Ha unito l’Italia nel dopoguerra, fatto la storia della crescita di questo Paese e lanciato prima la televisione pubblica e poi quella commerciale. Mesi fa pensavo, mentre ricordavo da quanti anni manca Corrado, che quando Mike se ne sarebbe andato, avremmo perso il migliore, assieme a Raimondo Vianello, e pensavo che in quel momento avrei dovuto scrivere qualcosa, non tanto per stare sul pezzo ma per l’affetto che in fondo legava ognuno di noi al mito vivente della TV italiana.

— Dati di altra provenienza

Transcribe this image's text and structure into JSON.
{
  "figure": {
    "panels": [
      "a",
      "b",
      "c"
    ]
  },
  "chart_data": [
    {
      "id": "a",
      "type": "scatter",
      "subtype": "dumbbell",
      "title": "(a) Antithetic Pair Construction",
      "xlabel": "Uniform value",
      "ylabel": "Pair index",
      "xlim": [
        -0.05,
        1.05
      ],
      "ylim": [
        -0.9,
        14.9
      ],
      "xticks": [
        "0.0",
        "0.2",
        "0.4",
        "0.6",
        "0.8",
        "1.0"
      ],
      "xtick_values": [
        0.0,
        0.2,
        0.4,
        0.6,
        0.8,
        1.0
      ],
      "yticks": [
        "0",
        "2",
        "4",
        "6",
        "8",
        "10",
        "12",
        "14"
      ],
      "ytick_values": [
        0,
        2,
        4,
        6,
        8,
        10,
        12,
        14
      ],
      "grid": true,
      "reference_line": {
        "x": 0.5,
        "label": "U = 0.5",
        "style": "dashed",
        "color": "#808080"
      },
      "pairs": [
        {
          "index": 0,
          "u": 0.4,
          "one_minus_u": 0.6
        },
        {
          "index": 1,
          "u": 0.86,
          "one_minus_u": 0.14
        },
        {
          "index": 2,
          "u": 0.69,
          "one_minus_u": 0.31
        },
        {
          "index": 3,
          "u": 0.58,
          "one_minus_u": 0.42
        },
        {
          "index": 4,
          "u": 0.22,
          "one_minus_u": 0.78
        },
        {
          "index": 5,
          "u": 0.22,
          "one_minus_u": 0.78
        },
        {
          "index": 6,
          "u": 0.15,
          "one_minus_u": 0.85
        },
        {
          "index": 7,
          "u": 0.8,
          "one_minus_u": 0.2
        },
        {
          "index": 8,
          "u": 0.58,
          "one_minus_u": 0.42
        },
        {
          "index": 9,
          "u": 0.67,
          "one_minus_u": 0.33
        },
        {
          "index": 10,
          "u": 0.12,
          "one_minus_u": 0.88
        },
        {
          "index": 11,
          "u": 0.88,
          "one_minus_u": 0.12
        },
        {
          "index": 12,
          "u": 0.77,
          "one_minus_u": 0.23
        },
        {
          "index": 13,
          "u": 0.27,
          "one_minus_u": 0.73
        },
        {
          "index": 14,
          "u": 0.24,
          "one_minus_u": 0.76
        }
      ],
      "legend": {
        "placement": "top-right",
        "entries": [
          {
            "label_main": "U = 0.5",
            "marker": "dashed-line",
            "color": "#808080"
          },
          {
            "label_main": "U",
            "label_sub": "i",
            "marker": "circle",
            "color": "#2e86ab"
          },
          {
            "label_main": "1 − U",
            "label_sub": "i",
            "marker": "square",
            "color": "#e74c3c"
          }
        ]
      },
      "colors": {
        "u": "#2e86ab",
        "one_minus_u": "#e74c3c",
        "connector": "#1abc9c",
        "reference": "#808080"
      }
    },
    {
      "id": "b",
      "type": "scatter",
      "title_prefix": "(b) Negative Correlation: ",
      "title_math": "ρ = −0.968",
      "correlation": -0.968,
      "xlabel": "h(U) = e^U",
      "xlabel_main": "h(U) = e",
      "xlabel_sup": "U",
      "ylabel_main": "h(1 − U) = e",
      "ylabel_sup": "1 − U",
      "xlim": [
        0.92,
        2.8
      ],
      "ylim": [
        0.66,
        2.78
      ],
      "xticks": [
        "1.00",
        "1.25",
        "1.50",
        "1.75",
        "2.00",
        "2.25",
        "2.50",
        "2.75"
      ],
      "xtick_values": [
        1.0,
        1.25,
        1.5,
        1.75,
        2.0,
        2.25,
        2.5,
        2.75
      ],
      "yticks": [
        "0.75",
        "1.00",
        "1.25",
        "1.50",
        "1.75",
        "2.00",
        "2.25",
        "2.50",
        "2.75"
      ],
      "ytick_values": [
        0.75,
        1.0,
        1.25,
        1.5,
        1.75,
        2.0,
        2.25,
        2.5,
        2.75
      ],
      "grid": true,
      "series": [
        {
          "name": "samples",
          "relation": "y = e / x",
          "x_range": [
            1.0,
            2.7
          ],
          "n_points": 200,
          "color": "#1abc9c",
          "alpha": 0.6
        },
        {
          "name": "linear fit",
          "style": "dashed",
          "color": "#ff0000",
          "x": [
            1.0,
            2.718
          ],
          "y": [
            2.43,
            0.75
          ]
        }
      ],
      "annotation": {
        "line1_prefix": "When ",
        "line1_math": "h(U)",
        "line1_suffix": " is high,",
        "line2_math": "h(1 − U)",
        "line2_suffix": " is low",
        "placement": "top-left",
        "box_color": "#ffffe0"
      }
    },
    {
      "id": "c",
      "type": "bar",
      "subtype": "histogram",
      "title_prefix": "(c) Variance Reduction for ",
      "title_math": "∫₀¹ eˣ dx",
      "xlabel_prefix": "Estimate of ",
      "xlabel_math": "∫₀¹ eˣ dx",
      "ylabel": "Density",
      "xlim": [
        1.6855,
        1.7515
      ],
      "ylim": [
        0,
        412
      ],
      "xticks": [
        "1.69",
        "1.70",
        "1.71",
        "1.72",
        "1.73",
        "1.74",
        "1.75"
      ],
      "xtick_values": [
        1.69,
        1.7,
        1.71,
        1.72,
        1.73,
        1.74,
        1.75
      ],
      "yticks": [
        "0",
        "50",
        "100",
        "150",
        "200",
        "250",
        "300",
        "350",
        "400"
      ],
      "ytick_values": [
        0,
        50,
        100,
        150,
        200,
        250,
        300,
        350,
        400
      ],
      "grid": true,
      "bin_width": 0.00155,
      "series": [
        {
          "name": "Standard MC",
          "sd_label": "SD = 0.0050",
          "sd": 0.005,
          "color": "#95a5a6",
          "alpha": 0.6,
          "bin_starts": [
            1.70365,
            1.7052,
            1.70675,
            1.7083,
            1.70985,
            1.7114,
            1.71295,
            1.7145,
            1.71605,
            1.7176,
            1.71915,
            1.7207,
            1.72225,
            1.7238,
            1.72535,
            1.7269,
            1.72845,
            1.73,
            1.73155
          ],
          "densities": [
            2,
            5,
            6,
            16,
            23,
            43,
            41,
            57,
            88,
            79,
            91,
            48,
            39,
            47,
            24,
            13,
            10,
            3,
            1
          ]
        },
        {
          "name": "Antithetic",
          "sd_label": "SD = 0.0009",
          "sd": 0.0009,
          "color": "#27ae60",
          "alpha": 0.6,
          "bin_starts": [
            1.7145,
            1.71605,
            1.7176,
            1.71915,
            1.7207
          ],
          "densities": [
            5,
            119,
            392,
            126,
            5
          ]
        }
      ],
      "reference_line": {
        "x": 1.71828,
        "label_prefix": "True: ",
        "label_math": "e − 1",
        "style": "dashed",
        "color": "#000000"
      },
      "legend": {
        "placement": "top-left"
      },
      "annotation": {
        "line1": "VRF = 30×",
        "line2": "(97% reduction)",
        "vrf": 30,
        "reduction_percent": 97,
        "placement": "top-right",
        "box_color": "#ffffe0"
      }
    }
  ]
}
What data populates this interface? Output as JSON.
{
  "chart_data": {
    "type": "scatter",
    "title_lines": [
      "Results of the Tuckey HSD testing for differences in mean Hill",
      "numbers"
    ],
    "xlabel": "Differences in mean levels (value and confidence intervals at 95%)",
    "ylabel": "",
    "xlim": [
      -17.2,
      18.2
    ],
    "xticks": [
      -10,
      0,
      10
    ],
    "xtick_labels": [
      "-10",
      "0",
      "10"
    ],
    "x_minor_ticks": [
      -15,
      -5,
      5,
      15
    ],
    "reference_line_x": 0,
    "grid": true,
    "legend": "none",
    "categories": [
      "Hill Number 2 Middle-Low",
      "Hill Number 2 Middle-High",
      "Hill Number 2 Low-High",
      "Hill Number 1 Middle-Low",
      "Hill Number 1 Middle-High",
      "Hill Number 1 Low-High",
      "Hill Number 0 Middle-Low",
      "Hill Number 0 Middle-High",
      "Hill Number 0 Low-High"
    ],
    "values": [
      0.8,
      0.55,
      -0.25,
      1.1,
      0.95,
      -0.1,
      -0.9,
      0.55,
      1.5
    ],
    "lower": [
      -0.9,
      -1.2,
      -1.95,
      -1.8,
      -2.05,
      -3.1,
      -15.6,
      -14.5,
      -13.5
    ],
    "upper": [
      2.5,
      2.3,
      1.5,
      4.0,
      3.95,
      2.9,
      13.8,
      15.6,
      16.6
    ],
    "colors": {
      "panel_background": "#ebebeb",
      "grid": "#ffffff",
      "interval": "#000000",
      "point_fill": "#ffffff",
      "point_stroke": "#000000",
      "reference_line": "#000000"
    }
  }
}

Aziendalista come pochi ormai, meticoloso e preciso nel preparare ogni singolo progetto, che curava come un bimbo fosse anche stata solo una seconda serata di mezza estate, non riusciva a fermarsi e ad amare il suo lavoro ed ogni cosa che faceva. Grande juventino, gli é solo mancato un riconoscimento ufficiale da parte di un palazzo troppo snob per occuparsi di televisione, e che non gli ha mai fatto passare liscia l’amicizia con Silvio Berlusconi.
Ci mancherà, ma sono sicuro che fosse per lui, il funerale se lo presenterebbe da solo, con tanto di promozione e con quell’immancabile “Allegria” che oggi a tutti noi é venuta meno.